Cuidadosamente, con inmensa cautela, Jason fue buscando en el talud todos los puntos posibles de apoyo para sus pies, y los mejores sitios para clavar sus dedos, conteniendo el aliento a cada instante, temeroso de perder el precario equilibrio. Hambre, sed y fatiga, habían sido ya olvidadas. Todos sus nervios y sus músculos estaban en tensión intentando realizar aquella proeza.

Suspendido en el abismo, el americano no se atrevía ni a mirar hacia abajo, ni siquiera tenía idea de la distancia que había descendido. Tan imposible le parecía llegar a realizar aquella hazaña, que Jason no creyó llegar a terminarla nunca. Cada vez que sus manos o sus pies encontraban un punto de apoyo, le parecía éste más débil y precario, hasta que llegó a un sitio donde le faltó completamente. No podía moverse ni a la derecha ni a la izquierda, ni tampoco podía descender.

Sin embargo, no pensaba darse por vencido. Sosteniéndose firmemente en el último soporte encontrado por sus pies, soltó sus manos y buscó un sitio al que aferrarse. Lo encontró: unos pequeños salientes en la pared de granito. Agarrándose a ellos, quedó suspendido en el abismo, alargando su cuerpo cuanto pudo y palpando con los dedos de sus pies, que ya sangraban, el talud, en busca de nuevos apoyos.

Suspendido de aquel modo en el vacío, Gridley se reprochó no haberse aligerado antes de descender de sus armas y municiones, ya que, a causa de su peso, no podría permanecer suspendido de aquella pared mucho más tiempo, y cuando sus manos, perdidas por completo sus fuerzas, se soltasen y él se viera arrastrado al abismo, la última y débil esperanza de volver a ver a la Flor Roja de Zoram desaparecería para siempre. Es muy notable y digno de destacar que, en aquel momento de claro peligro, suspendido sobre la eternidad, no surgieron en su mente ni los recuerdos ni las imágenes de Cynthia Furnois ni de Bárbara Green.

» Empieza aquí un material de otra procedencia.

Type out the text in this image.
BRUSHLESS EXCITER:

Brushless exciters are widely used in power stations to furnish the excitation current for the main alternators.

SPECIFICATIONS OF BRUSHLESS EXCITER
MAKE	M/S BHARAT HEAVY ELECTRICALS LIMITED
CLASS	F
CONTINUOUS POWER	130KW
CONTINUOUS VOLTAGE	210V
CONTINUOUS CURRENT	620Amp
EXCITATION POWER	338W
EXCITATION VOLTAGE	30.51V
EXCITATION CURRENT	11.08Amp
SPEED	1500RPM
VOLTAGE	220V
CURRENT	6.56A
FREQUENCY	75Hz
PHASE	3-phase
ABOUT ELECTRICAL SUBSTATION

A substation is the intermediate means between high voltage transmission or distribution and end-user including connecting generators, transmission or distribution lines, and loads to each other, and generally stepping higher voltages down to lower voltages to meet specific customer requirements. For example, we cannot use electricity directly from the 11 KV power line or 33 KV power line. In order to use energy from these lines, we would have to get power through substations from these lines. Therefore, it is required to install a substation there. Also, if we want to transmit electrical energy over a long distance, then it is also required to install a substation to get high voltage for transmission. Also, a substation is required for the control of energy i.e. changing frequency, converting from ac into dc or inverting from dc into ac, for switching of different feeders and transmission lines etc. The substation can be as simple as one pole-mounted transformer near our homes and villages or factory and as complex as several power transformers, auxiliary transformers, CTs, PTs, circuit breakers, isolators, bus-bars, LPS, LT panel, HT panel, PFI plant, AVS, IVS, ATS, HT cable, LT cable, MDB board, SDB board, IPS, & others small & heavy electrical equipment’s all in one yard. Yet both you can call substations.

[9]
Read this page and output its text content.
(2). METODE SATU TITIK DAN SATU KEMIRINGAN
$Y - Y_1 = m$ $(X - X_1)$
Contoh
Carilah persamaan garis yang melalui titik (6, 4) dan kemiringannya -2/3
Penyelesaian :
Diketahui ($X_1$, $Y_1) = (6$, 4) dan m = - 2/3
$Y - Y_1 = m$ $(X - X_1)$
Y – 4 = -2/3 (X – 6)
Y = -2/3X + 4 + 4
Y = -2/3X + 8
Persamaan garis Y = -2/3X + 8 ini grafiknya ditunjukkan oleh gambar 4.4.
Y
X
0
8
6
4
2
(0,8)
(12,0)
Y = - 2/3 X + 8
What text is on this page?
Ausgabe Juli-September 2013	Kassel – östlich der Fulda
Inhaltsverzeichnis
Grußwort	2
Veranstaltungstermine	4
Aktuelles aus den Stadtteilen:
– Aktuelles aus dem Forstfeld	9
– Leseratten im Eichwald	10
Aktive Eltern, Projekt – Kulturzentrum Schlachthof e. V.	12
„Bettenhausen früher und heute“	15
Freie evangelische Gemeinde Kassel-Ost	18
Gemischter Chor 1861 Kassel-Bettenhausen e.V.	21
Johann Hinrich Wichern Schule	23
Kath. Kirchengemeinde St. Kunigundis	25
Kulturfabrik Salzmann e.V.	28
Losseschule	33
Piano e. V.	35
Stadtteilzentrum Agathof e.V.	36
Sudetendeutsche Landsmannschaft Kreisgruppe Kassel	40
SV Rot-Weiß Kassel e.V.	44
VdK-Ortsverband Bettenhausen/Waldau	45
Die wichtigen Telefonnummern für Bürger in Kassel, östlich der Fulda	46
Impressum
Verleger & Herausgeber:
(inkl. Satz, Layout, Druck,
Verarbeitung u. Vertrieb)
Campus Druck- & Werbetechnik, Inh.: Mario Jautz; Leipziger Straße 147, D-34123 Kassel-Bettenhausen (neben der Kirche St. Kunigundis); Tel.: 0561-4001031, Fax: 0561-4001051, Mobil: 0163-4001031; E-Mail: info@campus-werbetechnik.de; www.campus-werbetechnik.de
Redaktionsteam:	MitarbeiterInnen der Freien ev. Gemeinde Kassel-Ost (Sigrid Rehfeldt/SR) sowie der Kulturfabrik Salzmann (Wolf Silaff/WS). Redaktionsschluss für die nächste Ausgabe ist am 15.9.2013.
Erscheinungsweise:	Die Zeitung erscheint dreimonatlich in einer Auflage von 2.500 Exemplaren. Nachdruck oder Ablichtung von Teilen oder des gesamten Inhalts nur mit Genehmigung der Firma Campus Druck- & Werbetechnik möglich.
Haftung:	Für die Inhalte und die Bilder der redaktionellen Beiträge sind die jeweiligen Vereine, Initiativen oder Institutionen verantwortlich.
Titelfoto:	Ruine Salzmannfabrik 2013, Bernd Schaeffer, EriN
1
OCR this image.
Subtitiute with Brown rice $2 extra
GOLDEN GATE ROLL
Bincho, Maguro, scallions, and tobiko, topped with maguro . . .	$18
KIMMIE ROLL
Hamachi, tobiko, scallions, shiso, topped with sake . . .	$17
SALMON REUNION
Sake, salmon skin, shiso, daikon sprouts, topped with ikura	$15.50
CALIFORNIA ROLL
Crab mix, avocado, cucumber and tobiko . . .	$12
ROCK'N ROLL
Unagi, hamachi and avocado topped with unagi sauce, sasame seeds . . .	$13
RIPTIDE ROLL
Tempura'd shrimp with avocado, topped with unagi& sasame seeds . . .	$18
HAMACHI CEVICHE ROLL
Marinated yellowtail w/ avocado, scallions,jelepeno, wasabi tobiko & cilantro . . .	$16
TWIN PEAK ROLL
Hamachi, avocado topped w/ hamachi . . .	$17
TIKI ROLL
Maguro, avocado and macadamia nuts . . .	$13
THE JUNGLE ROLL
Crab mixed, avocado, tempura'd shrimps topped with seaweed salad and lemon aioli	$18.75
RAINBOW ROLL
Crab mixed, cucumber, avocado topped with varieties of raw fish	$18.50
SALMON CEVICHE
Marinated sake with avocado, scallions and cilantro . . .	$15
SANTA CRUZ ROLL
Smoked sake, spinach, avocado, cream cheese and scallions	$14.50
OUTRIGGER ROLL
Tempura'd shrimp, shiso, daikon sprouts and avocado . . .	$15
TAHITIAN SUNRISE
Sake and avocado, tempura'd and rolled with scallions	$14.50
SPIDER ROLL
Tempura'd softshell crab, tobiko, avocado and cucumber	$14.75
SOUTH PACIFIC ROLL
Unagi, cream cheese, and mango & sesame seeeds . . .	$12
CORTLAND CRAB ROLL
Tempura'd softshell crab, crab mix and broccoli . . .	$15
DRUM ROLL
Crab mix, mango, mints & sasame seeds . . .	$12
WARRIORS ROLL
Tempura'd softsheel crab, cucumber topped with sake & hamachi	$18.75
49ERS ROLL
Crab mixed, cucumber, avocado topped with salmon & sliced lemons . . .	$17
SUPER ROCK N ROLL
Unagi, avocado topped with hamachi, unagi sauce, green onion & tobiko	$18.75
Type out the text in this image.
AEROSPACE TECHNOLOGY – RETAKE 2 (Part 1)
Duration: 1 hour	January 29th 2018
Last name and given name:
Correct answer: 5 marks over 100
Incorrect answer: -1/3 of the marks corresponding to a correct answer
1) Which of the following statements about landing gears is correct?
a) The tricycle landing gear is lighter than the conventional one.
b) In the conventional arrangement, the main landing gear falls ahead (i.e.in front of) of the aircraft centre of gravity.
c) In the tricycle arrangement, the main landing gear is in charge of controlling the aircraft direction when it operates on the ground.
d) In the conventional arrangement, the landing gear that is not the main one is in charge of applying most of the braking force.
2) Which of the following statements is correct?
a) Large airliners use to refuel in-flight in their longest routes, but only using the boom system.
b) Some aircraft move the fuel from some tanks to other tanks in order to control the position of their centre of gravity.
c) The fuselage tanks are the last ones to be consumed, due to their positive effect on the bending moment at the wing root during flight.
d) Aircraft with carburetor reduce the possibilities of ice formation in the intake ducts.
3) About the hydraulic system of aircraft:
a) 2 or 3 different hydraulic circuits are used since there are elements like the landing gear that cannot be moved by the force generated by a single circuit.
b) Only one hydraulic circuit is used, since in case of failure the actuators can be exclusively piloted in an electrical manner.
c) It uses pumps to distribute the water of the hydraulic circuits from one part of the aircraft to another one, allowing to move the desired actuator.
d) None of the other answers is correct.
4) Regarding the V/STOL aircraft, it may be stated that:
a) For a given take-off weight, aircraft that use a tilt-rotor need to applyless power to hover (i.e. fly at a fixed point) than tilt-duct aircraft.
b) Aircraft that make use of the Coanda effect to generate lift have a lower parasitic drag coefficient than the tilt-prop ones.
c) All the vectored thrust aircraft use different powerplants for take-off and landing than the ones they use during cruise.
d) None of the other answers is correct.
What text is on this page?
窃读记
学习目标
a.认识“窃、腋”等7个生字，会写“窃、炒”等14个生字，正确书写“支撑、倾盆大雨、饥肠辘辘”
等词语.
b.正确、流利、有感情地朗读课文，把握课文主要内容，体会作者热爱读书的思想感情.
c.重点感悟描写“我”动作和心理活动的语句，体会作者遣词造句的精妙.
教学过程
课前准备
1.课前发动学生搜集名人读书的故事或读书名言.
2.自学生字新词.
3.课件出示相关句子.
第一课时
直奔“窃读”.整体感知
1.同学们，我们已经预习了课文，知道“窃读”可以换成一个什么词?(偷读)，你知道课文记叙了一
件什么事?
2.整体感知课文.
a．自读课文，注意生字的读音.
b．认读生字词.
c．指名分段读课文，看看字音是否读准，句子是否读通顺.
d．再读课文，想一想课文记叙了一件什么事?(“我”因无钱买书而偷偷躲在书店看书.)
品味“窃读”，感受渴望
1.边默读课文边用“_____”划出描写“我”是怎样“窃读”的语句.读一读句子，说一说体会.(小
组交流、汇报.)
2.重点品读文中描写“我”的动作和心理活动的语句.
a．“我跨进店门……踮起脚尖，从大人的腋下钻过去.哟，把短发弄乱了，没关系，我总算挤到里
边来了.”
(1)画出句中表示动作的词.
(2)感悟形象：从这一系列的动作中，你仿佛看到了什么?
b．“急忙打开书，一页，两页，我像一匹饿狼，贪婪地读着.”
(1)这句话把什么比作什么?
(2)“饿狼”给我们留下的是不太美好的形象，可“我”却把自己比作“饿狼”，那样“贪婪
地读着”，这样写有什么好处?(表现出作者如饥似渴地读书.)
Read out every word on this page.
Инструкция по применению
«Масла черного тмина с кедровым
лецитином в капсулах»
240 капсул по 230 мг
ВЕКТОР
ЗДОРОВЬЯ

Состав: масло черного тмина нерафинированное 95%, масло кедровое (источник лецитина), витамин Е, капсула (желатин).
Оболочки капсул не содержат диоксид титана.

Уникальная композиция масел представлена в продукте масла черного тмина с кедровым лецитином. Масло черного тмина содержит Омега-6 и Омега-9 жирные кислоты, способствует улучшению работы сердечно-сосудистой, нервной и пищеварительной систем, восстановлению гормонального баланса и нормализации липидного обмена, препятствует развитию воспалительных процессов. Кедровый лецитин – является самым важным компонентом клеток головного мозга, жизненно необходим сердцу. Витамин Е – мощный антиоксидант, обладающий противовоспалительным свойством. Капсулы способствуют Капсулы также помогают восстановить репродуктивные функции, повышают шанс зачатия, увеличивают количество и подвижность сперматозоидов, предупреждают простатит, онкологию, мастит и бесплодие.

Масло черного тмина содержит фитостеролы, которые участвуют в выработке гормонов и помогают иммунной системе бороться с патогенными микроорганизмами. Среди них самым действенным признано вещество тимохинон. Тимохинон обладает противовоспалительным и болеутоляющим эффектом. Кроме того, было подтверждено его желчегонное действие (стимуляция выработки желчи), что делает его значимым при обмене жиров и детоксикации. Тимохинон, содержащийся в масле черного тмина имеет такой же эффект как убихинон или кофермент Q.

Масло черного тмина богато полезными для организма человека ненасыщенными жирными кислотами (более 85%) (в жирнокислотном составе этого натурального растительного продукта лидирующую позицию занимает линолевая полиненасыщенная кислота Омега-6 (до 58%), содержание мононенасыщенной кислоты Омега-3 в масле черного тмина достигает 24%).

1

Sintió como sus dedos perdían fuerza y comenzaban a escurrirse del saliente al que estaban agarrados. El fin llegó inesperadamente: los dedos de Gridley se escurrieron y el hombre cayó... pero desde una altura de apenas dieciocho pulgadas del fondo del barranco.

Al encontrarse sobre aquel firme terreno rocoso, Gridley no se podía ni explicar su buena suerte. Miró al suelo, y sólo entonces pudo cerciorarse de que, en efecto, había llegado al fondo del barranco. Sus rodillas se le empezaban a doblar, incapaces de sostenerle más. A lo lejos, en la cima del desfiladero, una muchacha que había presenciado su hazaña, rompió a llorar.

A escasa distancia del sitio por el que había bajado discurría un torrente sonoro y cantarín, formando un arroyuelo que se deslizaba barranco abajo. Cuando Jason se hubo tranquilizado un poco y recobrado sus botas, se acercó en busca del agua reparadora. Allí sació su sed y lavó sus ensangrentados pies, curándoselos como mejor pudo, y vendándoselos luego con tiras hechas de su pañuelo. Después de calzarse las botas reanudó su marcha, barranco arriba, en busca de Jana.

 En lo alto, por encima de la cordillera, de pronto distinguió Jason unas negras nubes. Eran las primeras nubes que veía en Pellucidar, pero sólo por esta razón le parecieron destacables. Desde luego presagiaban lluvia, pero ni por asomo sospechó Gridley las catastróficas proporciones de la amenaza que se cernía sobre él.